Readers will be aware that Caytons Law recently secured the dismissal of a claim for over £700,000 against a defendant firm of solicitors in a High Court decision (as summarised in Tom Morris’s article ‘Must Have a Loss, Must have a Cause’) .

In a similar case Caytons Law acted for another defendant firm of solicitors and the Claimant’s case collapsed less than one month before trial.

The two resembled one another in that both Claimants were funded by Conditional Fee Agreements (CFA), were deliberately misleading and their alleged losses remained dubious throughout the course of the proceedings.

The Claimant, an individual who had purchased a business based in Northern England for approximately £50,000, alleged the defendant firm of solicitors failed to properly advise her on the assignment of a lease of the premises out of which she was to trade.

Caytons Law conducted the defence of the claim and denied that there had been any breach of duty. Caytons further pointed out that in the unlikely event a breach was proven it could not have caused the alleged loss. Caytons also scrutinised the Claimant’s business partner’s credentials (who jointly instructed the defendant firm of solicitors) and discovered she had been convicted for seven offences of fraud and concealing criminal property.

Consequently, the Claimant and her solicitors were disabused of the notion that insurers would simply roll over and settle a case because there existed a pre-Jackson CFA and a mere identification of an alleged breach of professional duty.

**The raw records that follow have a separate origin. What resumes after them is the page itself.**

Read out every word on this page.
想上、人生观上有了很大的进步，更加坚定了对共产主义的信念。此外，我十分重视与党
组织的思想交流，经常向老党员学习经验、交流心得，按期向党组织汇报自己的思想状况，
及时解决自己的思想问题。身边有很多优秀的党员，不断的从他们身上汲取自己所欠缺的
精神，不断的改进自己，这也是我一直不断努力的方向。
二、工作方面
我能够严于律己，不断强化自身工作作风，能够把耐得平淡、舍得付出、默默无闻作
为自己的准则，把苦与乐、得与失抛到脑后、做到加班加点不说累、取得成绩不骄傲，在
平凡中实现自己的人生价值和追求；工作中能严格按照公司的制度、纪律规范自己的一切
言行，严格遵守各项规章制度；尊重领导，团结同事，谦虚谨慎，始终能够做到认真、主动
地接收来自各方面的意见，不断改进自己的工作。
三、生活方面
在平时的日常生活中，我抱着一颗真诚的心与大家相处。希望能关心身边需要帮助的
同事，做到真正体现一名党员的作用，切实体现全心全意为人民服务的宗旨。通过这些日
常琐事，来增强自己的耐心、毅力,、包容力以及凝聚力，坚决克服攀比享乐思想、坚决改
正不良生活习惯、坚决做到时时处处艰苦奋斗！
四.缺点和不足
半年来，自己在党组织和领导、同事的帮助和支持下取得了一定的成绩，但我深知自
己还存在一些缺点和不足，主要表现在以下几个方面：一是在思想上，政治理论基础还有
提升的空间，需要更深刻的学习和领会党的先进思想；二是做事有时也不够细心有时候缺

This case is another example of how claimant’s solicitors can become too interested in securing their CFA success fee from their opponent’s insurers which might ultimately blind them to the merits of their client’s case.

Defence costs were kept to a minimum with Caytons Law’s internal barrister, Tom Morris, instructed and Robert Lloyd (Partner) and Alex Delin (Trainee Solicitor) conducting the defence of the claim.